RHP RJ Petit, Erie SeaWolves

Petit has been hanging around the fringes of Detroit prospectdom for the last year and a half. His small school background and enormous size make this relief arm a fun player to track on the margins. He captured the attention of FanGraphs’ Eric Logenhagen and was ranked on that website’s top Tigers prospects list for the first time this year, placing 28th and being assigned a 35+ FV. We also mentioned him in our list of players who just missed our preseason top prospects ranking.

The Tigers sent Petit to Erie last year, where he deployed his 98 mile per hour fastball against high level competition for the first time, and met with a measure of success, but did nothing to cement him as a top prospect. What really got him on the radar was his assignment with the Arizona Fall League’s Salt River Rafters. He returned to Double-A this year. He’s inducing both whiffs and ground balls at a much higher rate this time around, and his 4.42 ERA isn’t reflective of the solid peripheral stats that fuel a 3.02 FIP. The odds are strong that he’ll be in Toledo once minor league rosters are reassessed to accommodate incoming draft picks.

What makes his performance notable is that this is RJ Petit’s Rule 5 Draft evaluation year, meaning Detroit has to place him on the 40 man roster after the season or expose him to be poached by another team during this year’s Winter Meetings. Relief arms with unique traits and high strikeout rates — exactly Petit’s demographic — make up the majority of Rule 5 Draft selections. Brendan White was a surprise addition to the Tigers’ roster following the 2022 season for that very reason.

RHP Yosber Sanchez, West Michigan Whitecaps

The Rangers signed Sanchez as an international free agent in mid-2018, and he proved unable to stay healthy during his career in the Texas organization. He pitched just 30.2 innings across five seasons and was released shortly before he was scheduled to reach minor league free agency. He latched on with the Cardenales de Lara, a Venezuelan professional team, in December 2022 and pitched in two games with the team before being scooped up by the Tigers as a minor league free agent in May 2023.

No one noticed when Sanchez was brought aboard at the lowest levels of the Tigers’ minor leagues, but he pitched well enough to get on the radar as a legitimate relief prospect by the time the year ended. Too old for the level he was pitching at, his numbers don’t really matter. His command is poor and neither FanGraphs nor Tigers Minor League Report expects it to get much better, but he was able to show off a high-90s fastball and short, hard curveball that doesn’t show too early out of the hand. Most importantly, he stayed healthy in his return to affiliated ball.

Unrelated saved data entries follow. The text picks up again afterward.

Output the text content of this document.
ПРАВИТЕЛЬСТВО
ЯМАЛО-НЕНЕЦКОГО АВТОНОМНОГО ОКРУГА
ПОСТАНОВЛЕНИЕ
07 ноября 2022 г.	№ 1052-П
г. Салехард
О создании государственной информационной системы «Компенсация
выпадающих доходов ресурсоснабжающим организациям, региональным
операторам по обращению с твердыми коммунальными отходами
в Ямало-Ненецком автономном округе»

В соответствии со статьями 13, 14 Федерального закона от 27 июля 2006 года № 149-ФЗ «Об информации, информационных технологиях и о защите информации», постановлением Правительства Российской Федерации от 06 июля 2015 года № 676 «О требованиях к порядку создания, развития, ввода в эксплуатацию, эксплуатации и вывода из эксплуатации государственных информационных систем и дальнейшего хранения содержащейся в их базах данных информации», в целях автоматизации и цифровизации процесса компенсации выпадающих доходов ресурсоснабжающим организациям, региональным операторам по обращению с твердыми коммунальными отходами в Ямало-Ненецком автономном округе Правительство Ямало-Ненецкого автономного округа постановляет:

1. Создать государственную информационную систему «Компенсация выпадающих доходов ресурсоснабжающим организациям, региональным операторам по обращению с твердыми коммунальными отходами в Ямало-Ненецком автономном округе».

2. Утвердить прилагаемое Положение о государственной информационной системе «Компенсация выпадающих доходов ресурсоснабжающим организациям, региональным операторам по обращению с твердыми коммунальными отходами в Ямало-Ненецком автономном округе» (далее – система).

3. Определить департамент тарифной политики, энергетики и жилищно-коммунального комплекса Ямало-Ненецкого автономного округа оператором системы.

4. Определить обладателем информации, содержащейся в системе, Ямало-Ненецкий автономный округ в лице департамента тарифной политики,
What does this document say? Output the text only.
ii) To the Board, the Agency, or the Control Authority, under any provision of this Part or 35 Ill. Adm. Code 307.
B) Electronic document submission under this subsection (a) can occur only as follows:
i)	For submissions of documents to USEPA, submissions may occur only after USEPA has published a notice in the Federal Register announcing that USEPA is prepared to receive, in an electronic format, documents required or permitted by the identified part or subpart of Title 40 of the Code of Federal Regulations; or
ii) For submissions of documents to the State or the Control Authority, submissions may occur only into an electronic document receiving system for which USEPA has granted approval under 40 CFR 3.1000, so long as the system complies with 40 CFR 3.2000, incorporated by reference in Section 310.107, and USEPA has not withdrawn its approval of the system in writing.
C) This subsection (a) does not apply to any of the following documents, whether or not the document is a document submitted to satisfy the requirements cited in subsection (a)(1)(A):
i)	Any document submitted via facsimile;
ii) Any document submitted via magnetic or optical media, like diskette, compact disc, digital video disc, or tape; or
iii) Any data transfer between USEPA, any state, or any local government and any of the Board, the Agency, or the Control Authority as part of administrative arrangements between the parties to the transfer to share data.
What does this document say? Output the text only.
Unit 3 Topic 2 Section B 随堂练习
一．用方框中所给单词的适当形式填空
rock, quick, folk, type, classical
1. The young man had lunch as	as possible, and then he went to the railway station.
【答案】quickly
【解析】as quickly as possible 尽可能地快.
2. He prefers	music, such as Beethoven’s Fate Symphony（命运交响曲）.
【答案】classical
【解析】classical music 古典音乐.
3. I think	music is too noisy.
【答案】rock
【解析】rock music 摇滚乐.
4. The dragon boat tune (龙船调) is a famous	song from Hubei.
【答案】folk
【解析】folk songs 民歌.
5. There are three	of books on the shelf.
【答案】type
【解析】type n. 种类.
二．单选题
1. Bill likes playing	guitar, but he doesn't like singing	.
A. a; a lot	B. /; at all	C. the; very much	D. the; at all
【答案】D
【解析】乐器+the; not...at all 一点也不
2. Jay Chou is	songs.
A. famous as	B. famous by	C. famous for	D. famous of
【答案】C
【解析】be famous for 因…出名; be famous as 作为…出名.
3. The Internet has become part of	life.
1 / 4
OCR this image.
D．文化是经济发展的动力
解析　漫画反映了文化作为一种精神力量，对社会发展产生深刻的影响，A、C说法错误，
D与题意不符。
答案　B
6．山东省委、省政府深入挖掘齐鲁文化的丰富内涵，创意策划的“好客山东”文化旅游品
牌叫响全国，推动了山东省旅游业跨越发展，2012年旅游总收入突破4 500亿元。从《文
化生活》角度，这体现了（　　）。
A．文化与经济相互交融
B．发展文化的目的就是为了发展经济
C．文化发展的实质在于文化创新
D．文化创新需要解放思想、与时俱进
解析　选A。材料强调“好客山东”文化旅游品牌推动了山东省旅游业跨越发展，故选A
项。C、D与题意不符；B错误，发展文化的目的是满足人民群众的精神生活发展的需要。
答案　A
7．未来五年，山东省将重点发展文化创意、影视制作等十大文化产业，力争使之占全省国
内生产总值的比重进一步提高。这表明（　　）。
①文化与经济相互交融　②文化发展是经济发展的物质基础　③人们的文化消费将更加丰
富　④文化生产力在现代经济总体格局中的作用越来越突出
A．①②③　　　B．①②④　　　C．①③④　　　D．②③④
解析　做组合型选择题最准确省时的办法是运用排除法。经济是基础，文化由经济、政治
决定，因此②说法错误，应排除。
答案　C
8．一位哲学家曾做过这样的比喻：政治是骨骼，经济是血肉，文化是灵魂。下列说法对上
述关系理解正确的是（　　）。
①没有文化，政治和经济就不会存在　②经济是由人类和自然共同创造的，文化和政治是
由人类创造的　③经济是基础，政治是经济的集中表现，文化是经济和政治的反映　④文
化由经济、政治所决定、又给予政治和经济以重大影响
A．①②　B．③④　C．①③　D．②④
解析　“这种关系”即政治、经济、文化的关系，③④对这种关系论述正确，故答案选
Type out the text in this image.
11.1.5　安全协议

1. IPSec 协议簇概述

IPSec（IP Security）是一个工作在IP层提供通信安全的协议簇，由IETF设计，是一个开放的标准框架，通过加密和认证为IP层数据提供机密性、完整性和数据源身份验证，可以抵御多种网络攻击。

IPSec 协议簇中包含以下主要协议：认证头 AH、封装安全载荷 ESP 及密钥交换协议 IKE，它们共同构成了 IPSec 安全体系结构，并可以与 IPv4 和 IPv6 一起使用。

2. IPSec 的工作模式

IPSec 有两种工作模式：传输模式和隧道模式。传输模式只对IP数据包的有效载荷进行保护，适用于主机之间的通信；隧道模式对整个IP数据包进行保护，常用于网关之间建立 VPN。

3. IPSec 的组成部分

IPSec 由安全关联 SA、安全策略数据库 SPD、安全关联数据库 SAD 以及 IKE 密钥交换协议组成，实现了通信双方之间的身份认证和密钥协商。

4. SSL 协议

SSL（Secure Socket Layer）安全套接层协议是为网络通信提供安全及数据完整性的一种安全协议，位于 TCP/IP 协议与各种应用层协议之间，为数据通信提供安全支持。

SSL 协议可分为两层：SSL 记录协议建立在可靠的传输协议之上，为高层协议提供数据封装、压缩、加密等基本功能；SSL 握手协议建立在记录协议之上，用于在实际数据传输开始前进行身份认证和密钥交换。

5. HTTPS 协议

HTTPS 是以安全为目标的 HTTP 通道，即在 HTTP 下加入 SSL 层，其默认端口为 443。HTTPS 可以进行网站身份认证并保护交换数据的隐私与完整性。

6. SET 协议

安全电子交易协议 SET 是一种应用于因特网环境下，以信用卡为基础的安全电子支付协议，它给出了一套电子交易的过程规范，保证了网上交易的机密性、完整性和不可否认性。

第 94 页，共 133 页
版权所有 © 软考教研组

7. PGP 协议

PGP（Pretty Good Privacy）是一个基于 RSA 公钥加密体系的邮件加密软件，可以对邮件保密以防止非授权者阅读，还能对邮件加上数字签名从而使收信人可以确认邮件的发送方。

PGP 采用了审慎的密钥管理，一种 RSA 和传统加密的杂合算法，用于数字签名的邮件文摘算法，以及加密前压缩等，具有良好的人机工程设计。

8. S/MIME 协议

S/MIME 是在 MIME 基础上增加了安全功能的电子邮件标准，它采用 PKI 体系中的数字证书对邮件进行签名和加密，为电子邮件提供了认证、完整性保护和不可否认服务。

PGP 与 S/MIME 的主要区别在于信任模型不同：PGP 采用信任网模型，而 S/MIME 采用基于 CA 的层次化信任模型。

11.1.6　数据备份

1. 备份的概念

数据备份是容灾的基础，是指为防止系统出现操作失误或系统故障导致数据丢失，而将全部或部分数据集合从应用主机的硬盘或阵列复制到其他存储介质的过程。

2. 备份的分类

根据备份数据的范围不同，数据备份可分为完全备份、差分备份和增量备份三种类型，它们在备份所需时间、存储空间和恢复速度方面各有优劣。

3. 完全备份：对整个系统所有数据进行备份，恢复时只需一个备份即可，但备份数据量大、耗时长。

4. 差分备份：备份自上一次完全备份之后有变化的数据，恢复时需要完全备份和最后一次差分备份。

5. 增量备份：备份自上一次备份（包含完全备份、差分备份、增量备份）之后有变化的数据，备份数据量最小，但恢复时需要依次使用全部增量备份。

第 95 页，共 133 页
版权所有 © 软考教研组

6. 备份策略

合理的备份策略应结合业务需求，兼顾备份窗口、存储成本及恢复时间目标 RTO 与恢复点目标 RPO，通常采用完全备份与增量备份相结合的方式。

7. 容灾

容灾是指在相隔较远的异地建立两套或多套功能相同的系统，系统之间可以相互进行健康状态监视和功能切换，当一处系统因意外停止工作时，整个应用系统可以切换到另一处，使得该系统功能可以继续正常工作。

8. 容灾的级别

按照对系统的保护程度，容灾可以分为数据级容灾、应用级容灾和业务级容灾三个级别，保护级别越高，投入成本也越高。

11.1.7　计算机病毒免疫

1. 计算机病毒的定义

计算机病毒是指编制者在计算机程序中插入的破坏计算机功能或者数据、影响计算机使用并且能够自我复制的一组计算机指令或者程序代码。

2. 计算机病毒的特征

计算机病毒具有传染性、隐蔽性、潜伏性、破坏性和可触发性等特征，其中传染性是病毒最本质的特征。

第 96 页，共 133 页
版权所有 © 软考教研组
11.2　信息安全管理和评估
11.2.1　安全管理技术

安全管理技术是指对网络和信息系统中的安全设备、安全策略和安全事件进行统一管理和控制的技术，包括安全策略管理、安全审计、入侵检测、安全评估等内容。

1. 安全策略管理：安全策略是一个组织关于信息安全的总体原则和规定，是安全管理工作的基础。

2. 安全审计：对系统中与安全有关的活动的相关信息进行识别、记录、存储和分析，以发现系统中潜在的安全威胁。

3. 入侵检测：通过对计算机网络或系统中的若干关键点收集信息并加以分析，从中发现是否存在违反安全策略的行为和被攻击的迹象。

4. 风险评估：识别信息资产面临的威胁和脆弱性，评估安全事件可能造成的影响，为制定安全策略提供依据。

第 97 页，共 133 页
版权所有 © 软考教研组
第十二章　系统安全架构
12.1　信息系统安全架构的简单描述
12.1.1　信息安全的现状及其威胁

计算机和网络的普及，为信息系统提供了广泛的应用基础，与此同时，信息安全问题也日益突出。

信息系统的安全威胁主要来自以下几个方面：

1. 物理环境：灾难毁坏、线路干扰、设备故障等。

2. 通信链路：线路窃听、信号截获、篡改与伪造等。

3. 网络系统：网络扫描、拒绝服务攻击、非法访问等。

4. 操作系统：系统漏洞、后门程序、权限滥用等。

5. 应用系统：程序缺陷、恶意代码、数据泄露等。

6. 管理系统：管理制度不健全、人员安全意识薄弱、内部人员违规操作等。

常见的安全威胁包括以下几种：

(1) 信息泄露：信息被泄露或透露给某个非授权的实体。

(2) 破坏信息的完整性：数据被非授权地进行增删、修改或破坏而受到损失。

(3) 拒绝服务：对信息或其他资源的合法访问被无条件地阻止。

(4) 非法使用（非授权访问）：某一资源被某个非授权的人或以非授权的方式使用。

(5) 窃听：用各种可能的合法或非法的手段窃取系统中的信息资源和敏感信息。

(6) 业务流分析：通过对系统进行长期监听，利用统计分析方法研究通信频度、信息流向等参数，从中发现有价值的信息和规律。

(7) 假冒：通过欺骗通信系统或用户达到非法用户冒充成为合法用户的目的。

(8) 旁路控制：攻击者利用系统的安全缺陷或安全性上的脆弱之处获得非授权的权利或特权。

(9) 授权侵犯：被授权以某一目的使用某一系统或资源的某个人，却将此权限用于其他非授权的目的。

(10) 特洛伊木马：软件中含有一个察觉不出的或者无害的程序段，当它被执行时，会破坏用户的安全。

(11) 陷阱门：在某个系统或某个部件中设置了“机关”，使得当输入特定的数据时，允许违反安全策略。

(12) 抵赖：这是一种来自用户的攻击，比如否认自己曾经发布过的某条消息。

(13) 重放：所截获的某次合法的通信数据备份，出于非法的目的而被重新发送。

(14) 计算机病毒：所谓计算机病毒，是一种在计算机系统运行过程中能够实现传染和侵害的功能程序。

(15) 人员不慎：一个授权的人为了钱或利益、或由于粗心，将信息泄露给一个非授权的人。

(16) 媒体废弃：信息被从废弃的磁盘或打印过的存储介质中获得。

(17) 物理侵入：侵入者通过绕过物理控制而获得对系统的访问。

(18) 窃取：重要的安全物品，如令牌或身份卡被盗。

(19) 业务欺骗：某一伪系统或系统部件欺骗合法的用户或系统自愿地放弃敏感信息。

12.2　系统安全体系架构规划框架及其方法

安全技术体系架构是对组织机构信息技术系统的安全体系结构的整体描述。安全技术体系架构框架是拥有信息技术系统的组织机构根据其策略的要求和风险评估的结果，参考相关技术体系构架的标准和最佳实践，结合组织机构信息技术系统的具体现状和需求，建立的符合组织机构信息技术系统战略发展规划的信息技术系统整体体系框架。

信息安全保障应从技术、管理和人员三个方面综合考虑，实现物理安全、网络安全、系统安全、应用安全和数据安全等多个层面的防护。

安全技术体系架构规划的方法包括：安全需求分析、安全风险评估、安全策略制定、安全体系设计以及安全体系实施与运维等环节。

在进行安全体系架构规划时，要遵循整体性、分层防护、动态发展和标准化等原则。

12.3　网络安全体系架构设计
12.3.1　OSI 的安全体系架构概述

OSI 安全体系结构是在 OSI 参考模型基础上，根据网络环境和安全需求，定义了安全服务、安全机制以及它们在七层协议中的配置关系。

Sanchez has pitched with Lakeland and West Michigan this year, and has been exactly as dominant as you’d hope a 23-year-old fireballer in the low minors would be. Batters have struggled to connect against him, and when they do, Sanchez is inducing ground balls at an above-average rate. He’s touching triple digits with his fastball and the fellas over at TMLR reported that, like most hard throwers in the system, he’s added a cutter. He’s thrown 17.2 innings in High-A this year, resulting in a 1.53 ERA, but allowing far too many walks in the process.

Sanchez has a maxed-out frame and is much closer to a finished project than you’d expect from a player who threw significant innings in Lakeland this year. If he can stay healthy, Sanchez will probably find himself in Erie before the season ends, where he will face more age-appropriate competition and we’ll get a sense of how effective his arsenal really can be. If he can refine things enough to throw more quality strikes, a career as a quality setup man is in play.